As weuse.cash explains Zcash uses an “active form of mixing,” not the default setup. This could result in two variants of the Zcash token; some are clean and transparent, whereas some are dirty and anonymous. Exchanges can blacklist the anonymous token and may be forced to do so by regulators. As a consequence fungibility, the equality of all coins, is lost.
Even worse is that mixing coins with Zcash implies hard work for computers. It requires more than 8GB of memory, making it very unlikely that private users will participate. It may even be impossible for exchanges, markets, and online wallets to offer this feature to its users. Zcash anonymous transactions might not be able to scale to any meaningful economic activity because of the high-hardware requirements, and Zcash will be like any other transparent cryptocurrency.
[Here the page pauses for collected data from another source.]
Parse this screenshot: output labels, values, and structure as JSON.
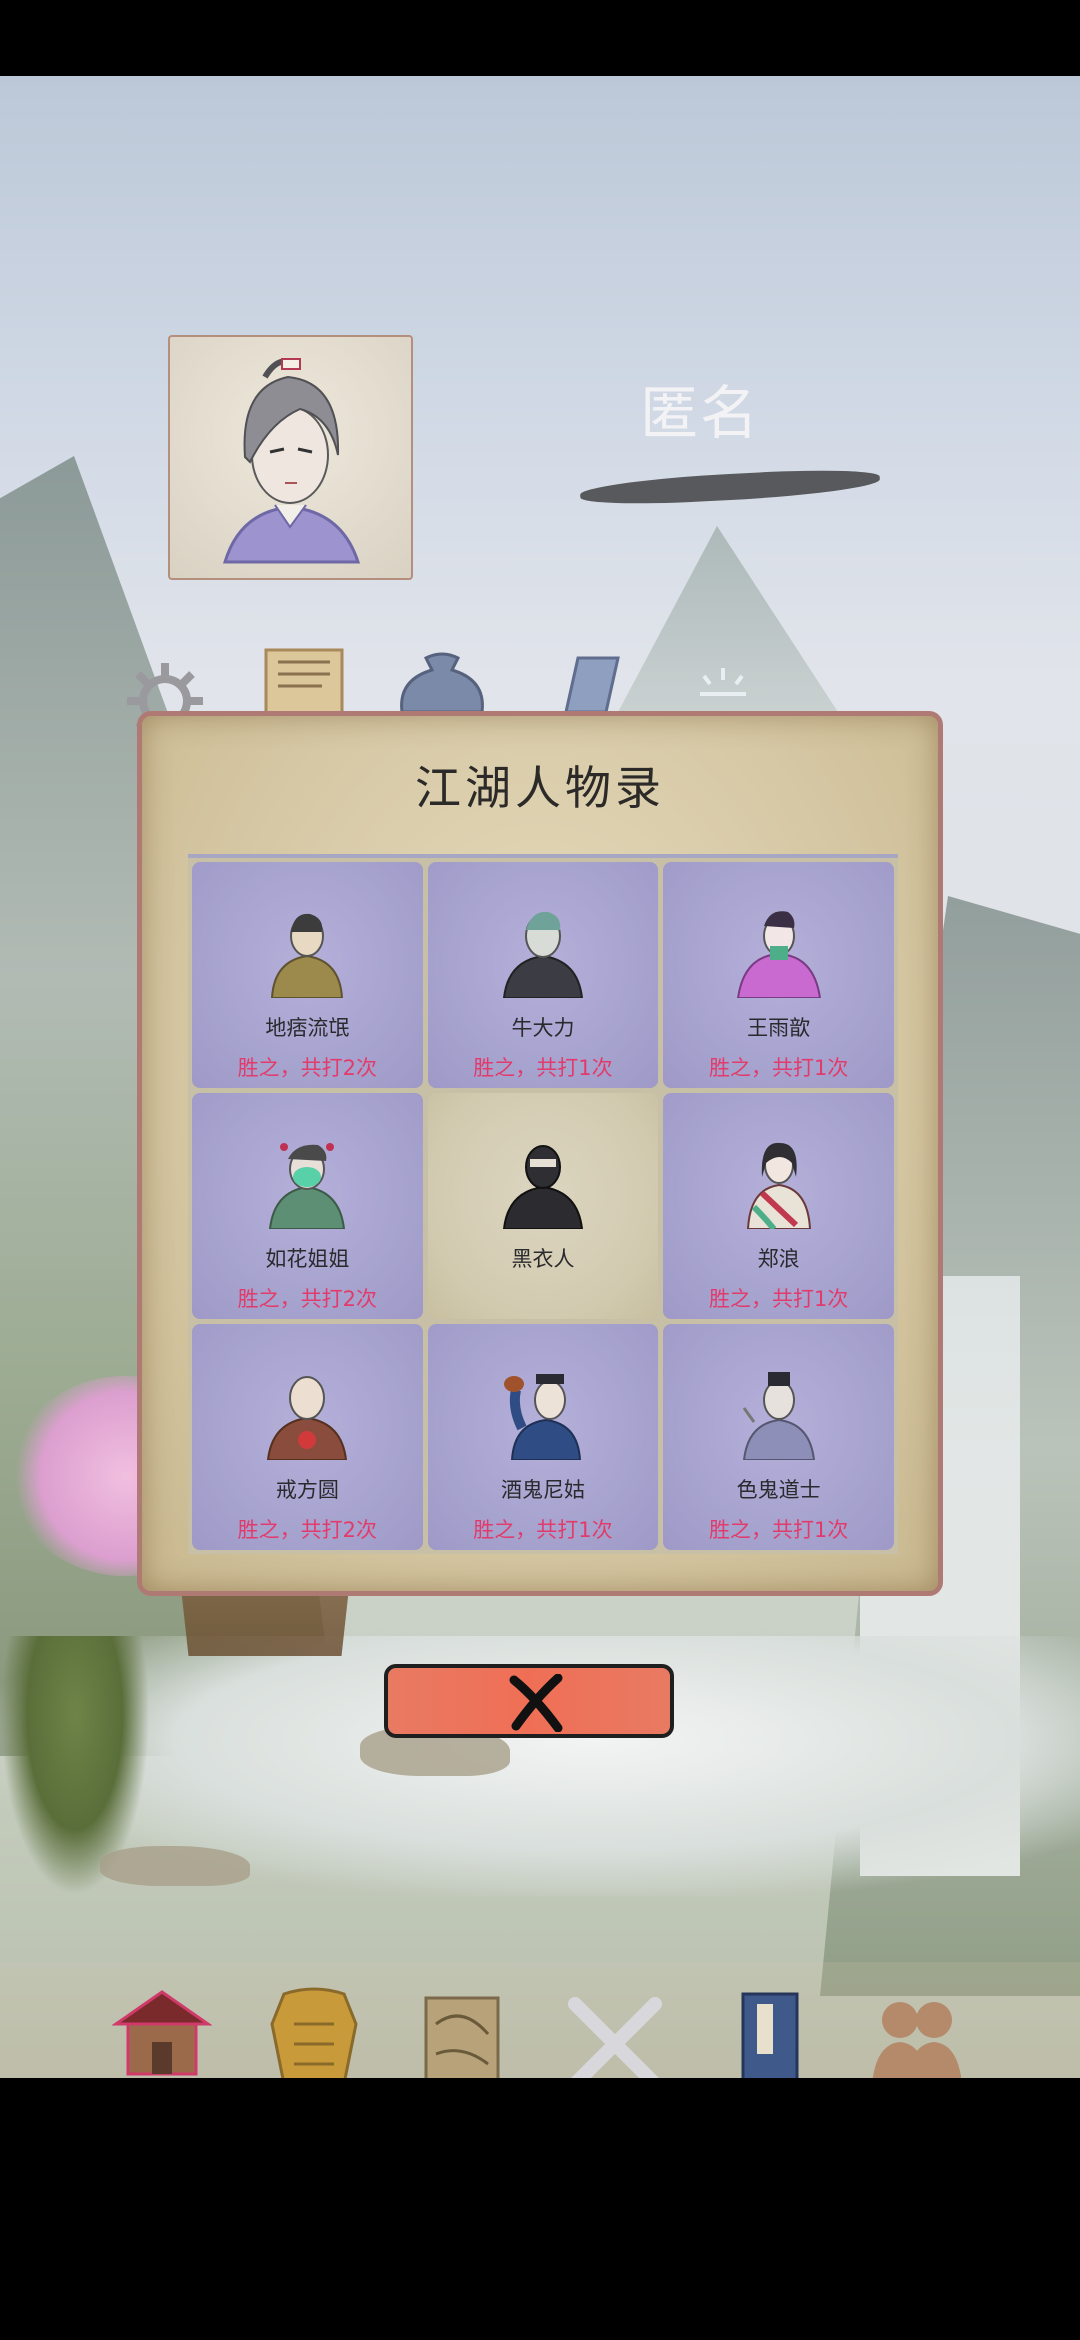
{
  "player": {
    "name": "匿名"
  },
  "modal": {
    "title": "江湖人物录",
    "characters": [
      {
        "name": "地痞流氓",
        "record": "胜之，共打2次"
      },
      {
        "name": "牛大力",
        "record": "胜之，共打1次"
      },
      {
        "name": "王雨歆",
        "record": "胜之，共打1次"
      },
      {
        "name": "如花姐姐",
        "record": "胜之，共打2次"
      },
      {
        "name": "黑衣人",
        "record": ""
      },
      {
        "name": "郑浪",
        "record": "胜之，共打1次"
      },
      {
        "name": "戒方圆",
        "record": "胜之，共打2次"
      },
      {
        "name": "酒鬼尼姑",
        "record": "胜之，共打1次"
      },
      {
        "name": "色鬼道士",
        "record": "胜之，共打1次"
      }
    ]
  },
  "nav": {
    "items": [
      {
        "label": "首页",
        "icon": "house-icon",
        "active": true
      },
      {
        "label": "装备",
        "icon": "armor-icon",
        "active": false
      },
      {
        "label": "江湖",
        "icon": "scroll-map-icon",
        "active": false
      },
      {
        "label": "闯关",
        "icon": "crossed-swords-icon",
        "active": false
      },
      {
        "label": "武功",
        "icon": "book-icon",
        "active": false
      },
      {
        "label": "伙伴",
        "icon": "companions-icon",
        "active": false
      }
    ]
  },
  "colors": {
    "beaten_cell": "#a7a3cf",
    "unbeaten_cell": "#d2caaf",
    "record_text": "#e23b6b",
    "close_button": "#ef6f56",
    "nav_label": "#e8c050"
  }
}
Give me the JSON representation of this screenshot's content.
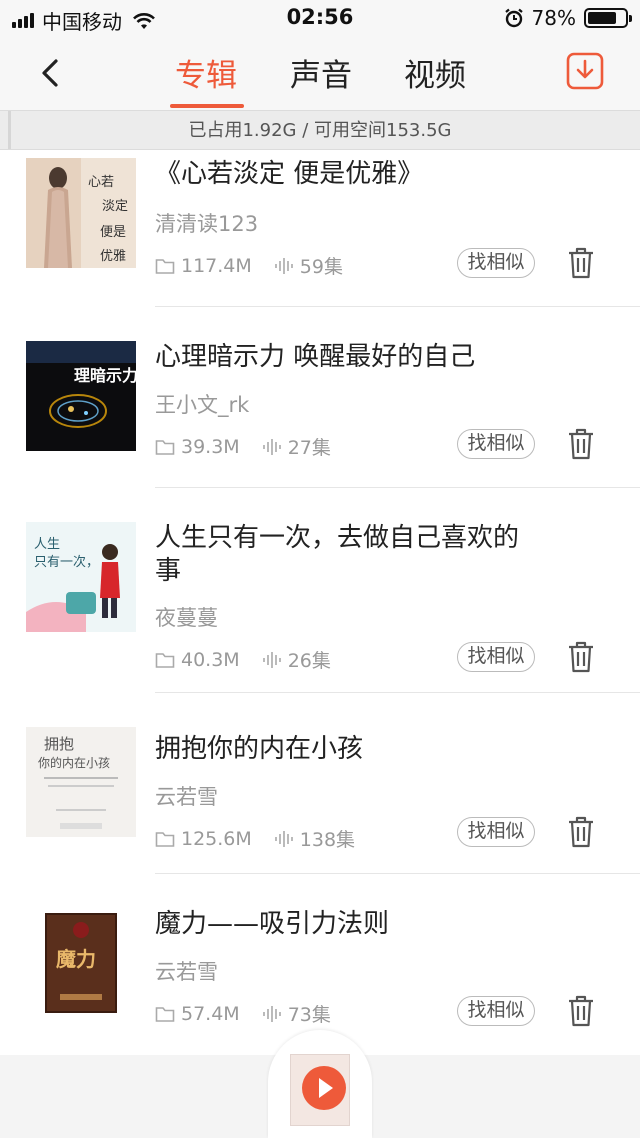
{
  "status": {
    "carrier": "中国移动",
    "time": "02:56",
    "battery": "78%",
    "battery_level": 0.78
  },
  "nav": {
    "tabs": [
      "专辑",
      "声音",
      "视频"
    ],
    "active_tab": 0
  },
  "storage_text": "已占用1.92G / 可用空间153.5G",
  "items": [
    {
      "title": "《心若淡定 便是优雅》",
      "author": "清清读123",
      "size": "117.4M",
      "episodes": "59集",
      "similar": "找相似"
    },
    {
      "title": "心理暗示力 唤醒最好的自己",
      "author": "王小文_rk",
      "size": "39.3M",
      "episodes": "27集",
      "similar": "找相似"
    },
    {
      "title": "人生只有一次，去做自己喜欢的事",
      "author": "夜蔓蔓",
      "size": "40.3M",
      "episodes": "26集",
      "similar": "找相似"
    },
    {
      "title": "拥抱你的内在小孩",
      "author": "云若雪",
      "size": "125.6M",
      "episodes": "138集",
      "similar": "找相似"
    },
    {
      "title": "魔力——吸引力法则",
      "author": "云若雪",
      "size": "57.4M",
      "episodes": "73集",
      "similar": "找相似"
    }
  ],
  "colors": {
    "accent": "#ee5a3a"
  },
  "icons": {
    "back": "back-arrow-icon",
    "download": "download-icon",
    "folder": "folder-icon",
    "audio": "audio-wave-icon",
    "trash": "trash-icon",
    "play": "play-icon"
  }
}
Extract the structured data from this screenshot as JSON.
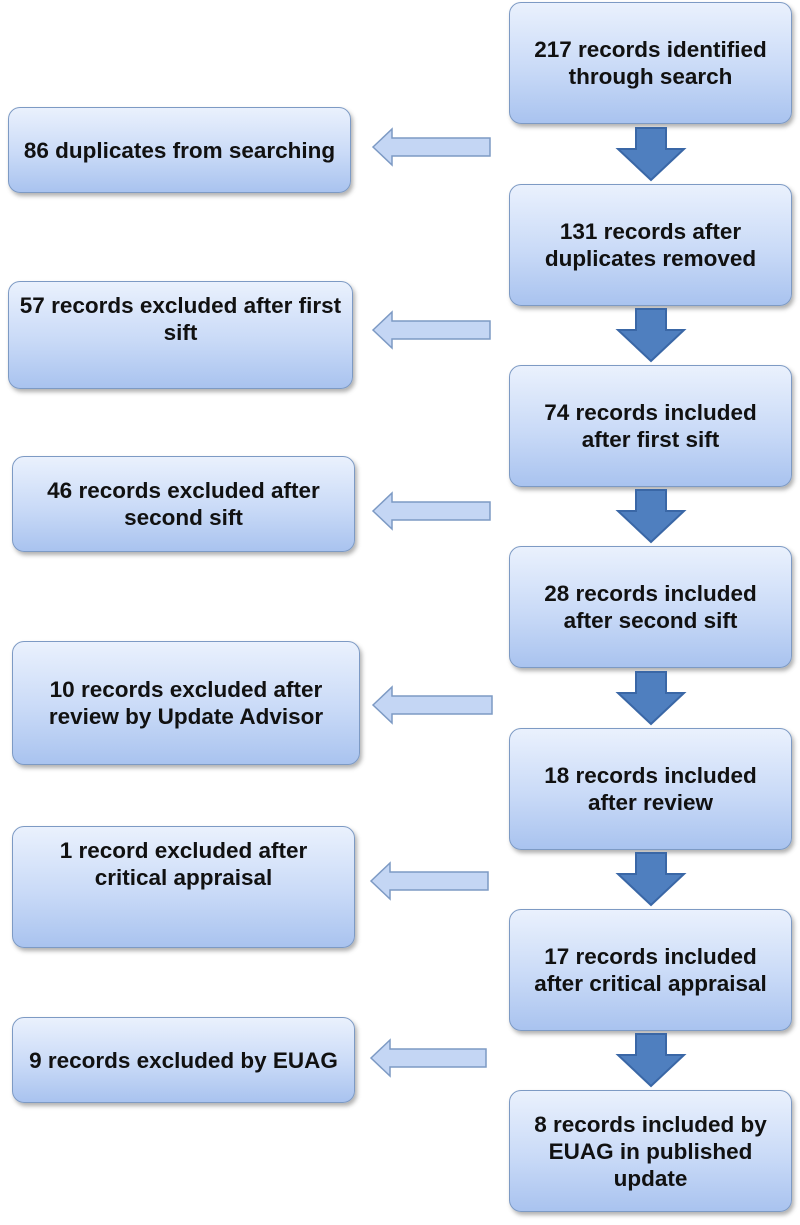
{
  "diagram": {
    "type": "flowchart",
    "colors": {
      "box_fill_top": "#eaf1fd",
      "box_fill_bottom": "#a9c3ef",
      "box_border": "#7d9ac4",
      "down_arrow_fill": "#4f7fbf",
      "down_arrow_stroke": "#3a67a6",
      "side_arrow_fill": "#c4d6f4",
      "side_arrow_stroke": "#7d9ac4",
      "text": "#111111"
    },
    "main_steps": [
      {
        "id": "identified",
        "text": "217 records identified through search"
      },
      {
        "id": "deduplicated",
        "text": "131 records after duplicates removed"
      },
      {
        "id": "first-sift-included",
        "text": "74 records included after first sift"
      },
      {
        "id": "second-sift-included",
        "text": "28 records included after second sift"
      },
      {
        "id": "review-included",
        "text": "18 records included after review"
      },
      {
        "id": "appraisal-included",
        "text": "17 records included after critical appraisal"
      },
      {
        "id": "euag-included",
        "text": "8 records  included by EUAG in published update"
      }
    ],
    "exclusions": [
      {
        "id": "duplicates",
        "text": "86 duplicates from searching"
      },
      {
        "id": "first-sift-excluded",
        "text": "57 records excluded after first sift"
      },
      {
        "id": "second-sift-excluded",
        "text": "46 records excluded after second sift"
      },
      {
        "id": "review-excluded",
        "text": "10 records excluded after review by Update Advisor"
      },
      {
        "id": "appraisal-excluded",
        "text": "1 record excluded after critical appraisal"
      },
      {
        "id": "euag-excluded",
        "text": "9 records excluded by EUAG"
      }
    ]
  }
}
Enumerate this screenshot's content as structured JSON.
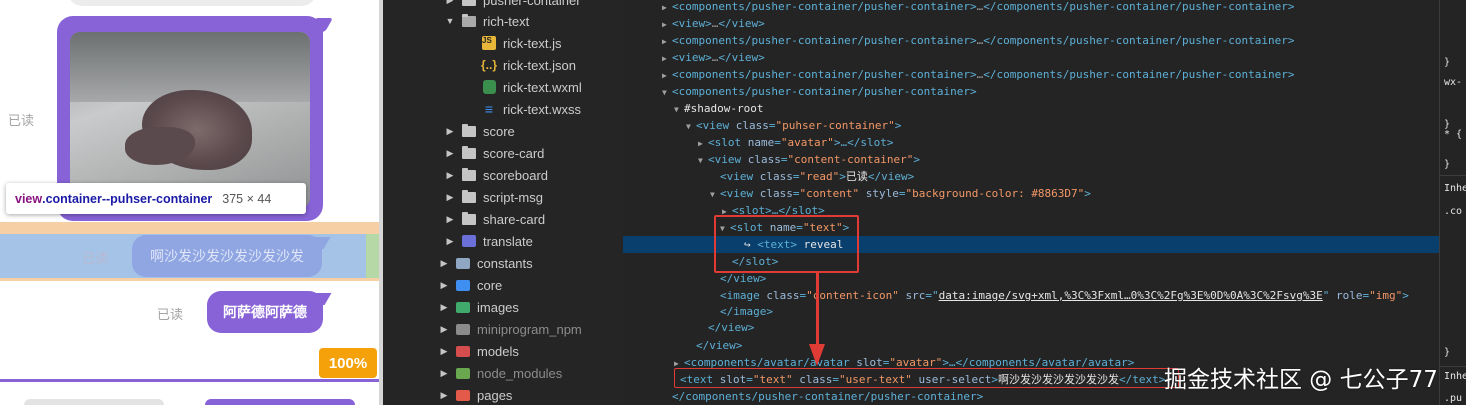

But this still has to play out.
Despite the Critique – an Interesting Technology
After all the critique raining on Zcash and after those crazy price swings you could consider the project dead in the water. But that would be a premature decision. Later, when the dust has settled, the first forks have emerged, and the price has found a floor, the cryptocurrency might become what it is meant to be; an interesting technology to protect the privacy of the users.